Complétons ces deux exemples par un troisième qui en radicalise la position.
Où trouve-t-on dans notre culture judéo-chrétienne la mise en jeu la plus fondatrice et déterminante de la perversion et de l’amour ?
La tradition laisse supposer qu’Adam et Eve furent heureux dans le jardin d’Eden jusqu’au jour où ils succombèrent à la tentation et mangèrent le fruit défendu. C’est ce qu’on suppose.
Analysons.
«Le serpent était le plus rusé de tous les animaux des champs». Ainsi commence le troisième chapitre de la Genèse. Dieu crée et laisse aller librement l’homme et la femme dans le jardin, il les laisse nommer librement les animaux et les plantes qui la composent, il ne pose qu’un interdit, qui concerne l’arbre de la connaissance du Bien et du Mal. Toute la ruse du serpent consiste à affirmer que la transgression de l’interdit ne conduit pas à la mort, et à expliquer pourquoi : le serpent entre dans la psychologie de Dieu :
«Alors le serpent dit à la femme : Vous ne mourrez point ; mais Dieu sait que, le jour où vous en mangerez, vos yeux s’ouvriront, et que vous serez comme des dieux, connaissant le bien et le mal.»

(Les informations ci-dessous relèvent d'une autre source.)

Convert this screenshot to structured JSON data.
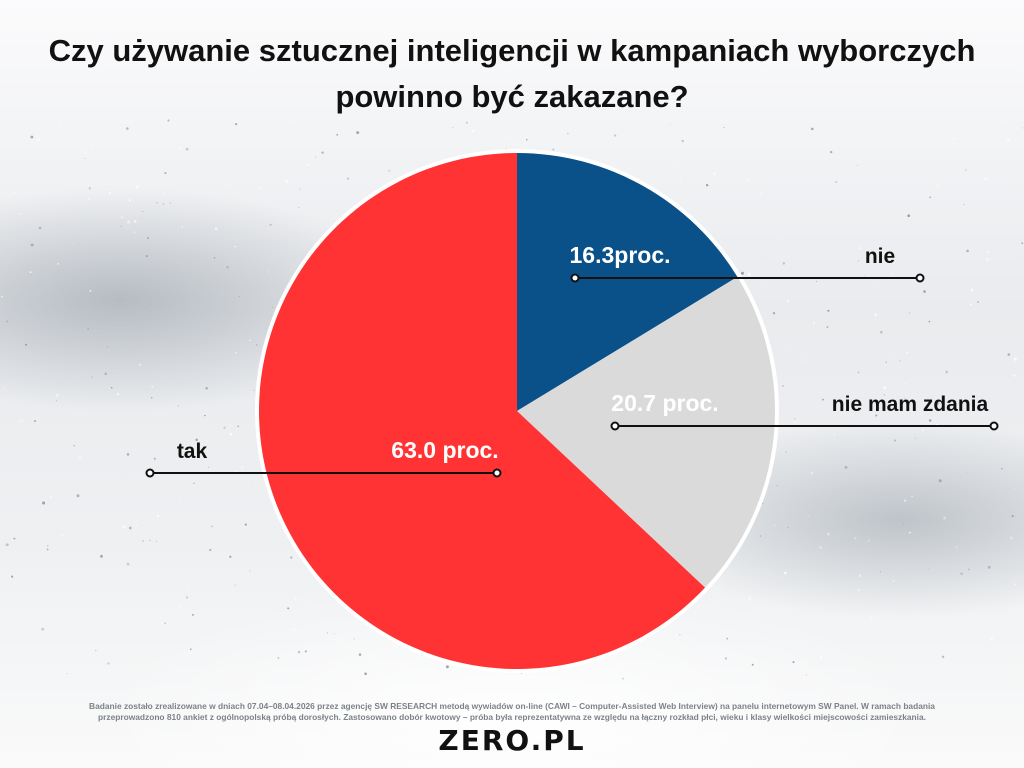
{
  "title": {
    "line1": "Czy używanie sztucznej inteligencji w kampaniach wyborczych",
    "line2": "powinno być zakazane?"
  },
  "chart_data": {
    "type": "pie",
    "title": "Czy używanie sztucznej inteligencji w kampaniach wyborczych powinno być zakazane?",
    "legend": "none",
    "slices": [
      {
        "label": "nie",
        "value": 16.3,
        "value_label": "16.3proc.",
        "color": "#0a5089"
      },
      {
        "label": "nie mam zdania",
        "value": 20.7,
        "value_label": "20.7 proc.",
        "color": "#dadada"
      },
      {
        "label": "tak",
        "value": 63.0,
        "value_label": "63.0 proc.",
        "color": "#ff3333"
      }
    ]
  },
  "footnote": {
    "line1": "Badanie zostało zrealizowane w dniach 07.04–08.04.2026 przez agencję SW RESEARCH metodą wywiadów on-line (CAWI – Computer-Assisted Web Interview) na panelu internetowym SW Panel. W ramach badania",
    "line2": "przeprowadzono 810 ankiet z ogólnopolską próbą dorosłych. Zastosowano dobór kwotowy – próba była reprezentatywna ze względu na łączny rozkład płci, wieku i klasy wielkości miejscowości zamieszkania."
  },
  "logo": "ZERO.PL"
}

Le serpent ne nie pas la loi, seulement il en limite la portée, en désamorce le pouvoir signifiant. La parole de Dieu devient alors toute relative, au fond ce ne sont que des mots, dont il juge des causes plutôt que des effets. Le pervers s’intéresse à la psychologie de son interlocuteur, il ne cesse de l’interroger : d’où sa cote auprès des hystériques.
Remarquons encore que le serpent n’est pas véritablement le tentateur ; il se contente de libérer l’énergie du désir, en réalité les forces libidinales, de la gangue d’interdits qui en déterminait le pouvoir contenant. L’objet du désir lui reste extérieur. Ici une pomme.
Le succès du pervers tient à ça : il conduit son interlocuteur au plus près de ses pulsions en déchargeant les mots de leur charge signifiante. Il dit, comme le serpent hypnotique du Livre de la jungle : «Aie confiance».
Disons les choses comme elles sont, avant leur rencontre avec le serpent nos deux tourtereaux étaient un peu niais5, sans doute batifolaient-ils sottement dans le jardin, mais tant qu’ils ne s’étaient pas affranchis du dictat paternel leur amour ne devait pas dépasser la bleuette et la réalité effective de leurs ébats n’aurait certainement pas appelé le carré blanc. Ou alors aurait-elle la couleur d’un documentaire animalier. Postulons ici avec Aristote6 qu’hors de la cité et son commerce les hommes font les anges ou les bêtes, pour reprendre aussi un adage bien connu. Les paroles du serpent leur ouvrent donc soudain les yeux et la première chose qu’ils connaissent est leur nudité7. Ils ont honte, ils se cachent, c’est-à-dire qu’ils cachent leur désir, c’est le début de la ruse et du jeu de la vie sociale (la cité). C’est la sortie de l’état de nature. L’ancêtre du string et du slip kangourou devient le premier de la longue série des objets culturels, une médiation, un médium qui met à distance de l’immédiateté de la pulsion. Un objet qui s’interpose et d’abord s’oppose aux emboitements naturels.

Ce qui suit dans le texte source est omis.